Le secrétariat national de l’Union marocaine du travail (UMT) a exprimé son rejet de toutes les décisions comptables et techniques relatives aux régimes de retraite visant à faire assumer aux seuls salariés le coût de la mauvaise gestion et de la gouvernance de ces systèmes. Il a appelé le gouvernement à adopter une approche participative et sociale efficace pour élaborer une réforme consensuelle qui développe les acquis et garantisse les droits.
À travers un communiqué reçu par TelQuel Arabi, le secrétariat national a décidé de mandater la délégation de négociation de l’UMT pour la réunion prévue jeudi 18 septembre avec la ministre de l’Économie et des Finances, afin de porter les positions de l’Union et défendre les revendications de l’ensemble des salariés et retraités des secteurs privé, public et des collectivités territoriales.
Après avoir examiné le contenu de la lettre reçue du ministre de l’Emploi le 8 septembre concernant ce qu’il a appelé « l’atelier de révision du Code du travail », l’UMT a estimé que cette initiative, transmise par une « lettre piégée », constitue une nouvelle tentative du ministre, par des méthodes détournées, de porter atteinte aux droits et acquis de la classe ouvrière, en cherchant à légaliser le licenciement et le renvoi des salariés ainsi que la réduction de leurs indemnités au profit d’un patronat « vorace ».
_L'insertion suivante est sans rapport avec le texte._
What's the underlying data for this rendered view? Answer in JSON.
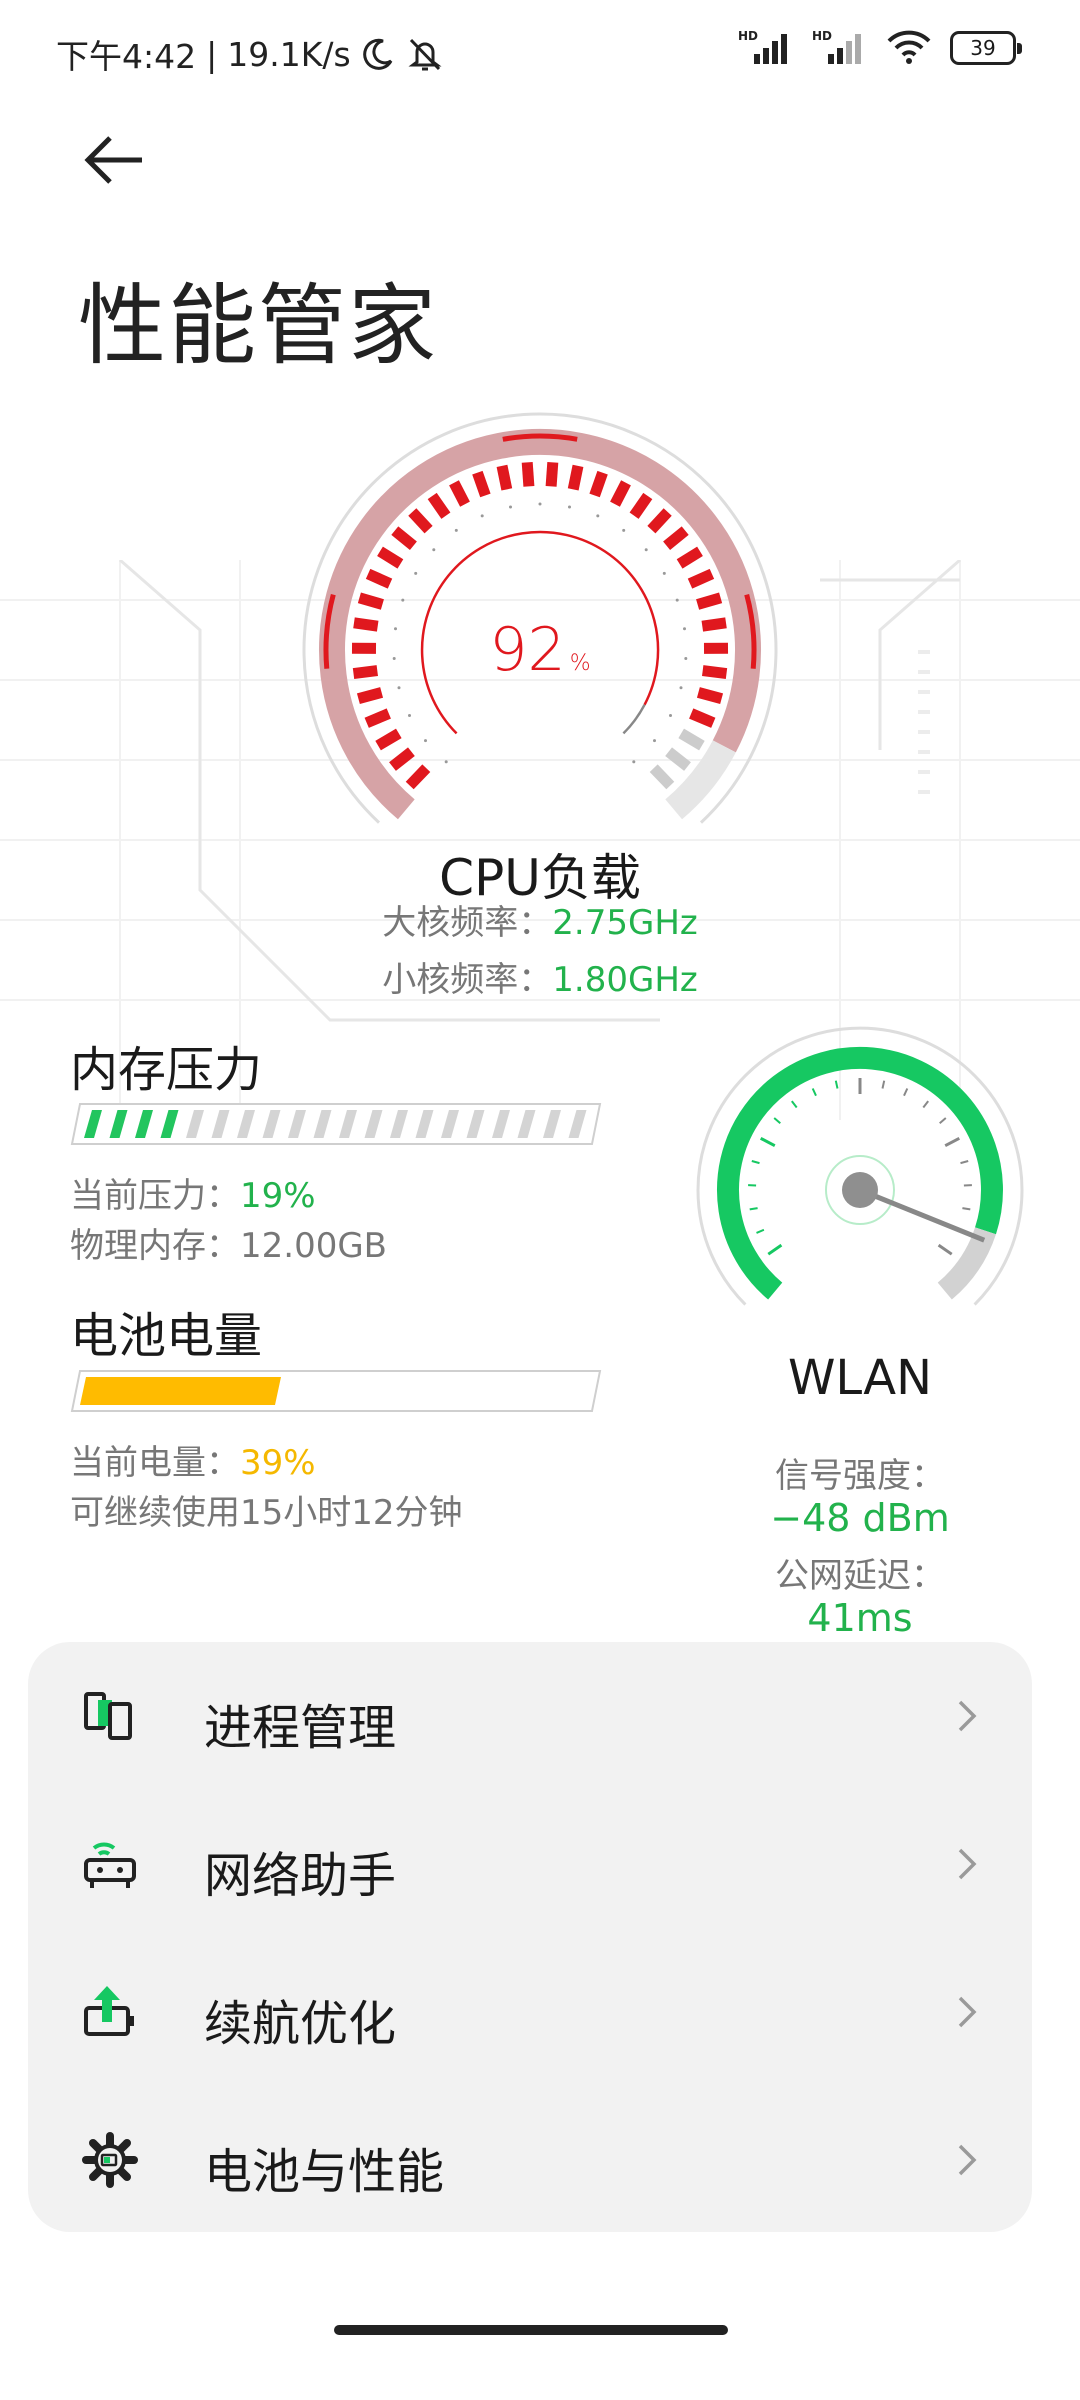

Le syndicat a rappelé au ministre qu’il doit avant tout veiller à l’application des dispositions actuelles du Code du travail, notamment en matière de déclaration effective des salariés auprès de la Caisse nationale de sécurité sociale et du respect de l’ensemble des législations sociales.
Liberté de presse menacée et pouvoir d’achat en baisse
Le secrétariat national a également pris acte de la loi relative à la réorganisation du Conseil national de la presse, exprimant sa crainte que l’adoption de ce projet ne constitue un recul par rapport aux garanties constitutionnelles de la liberté de la presse ainsi qu’à l’indépendance et à la démocratisation de son cadre représentatif. L’UMT a mandaté la fédération nationale de la presse, des médias et de la communication ainsi que son groupe parlementaire pour suivre ce dossier en discussion à la Chambre des conseillers.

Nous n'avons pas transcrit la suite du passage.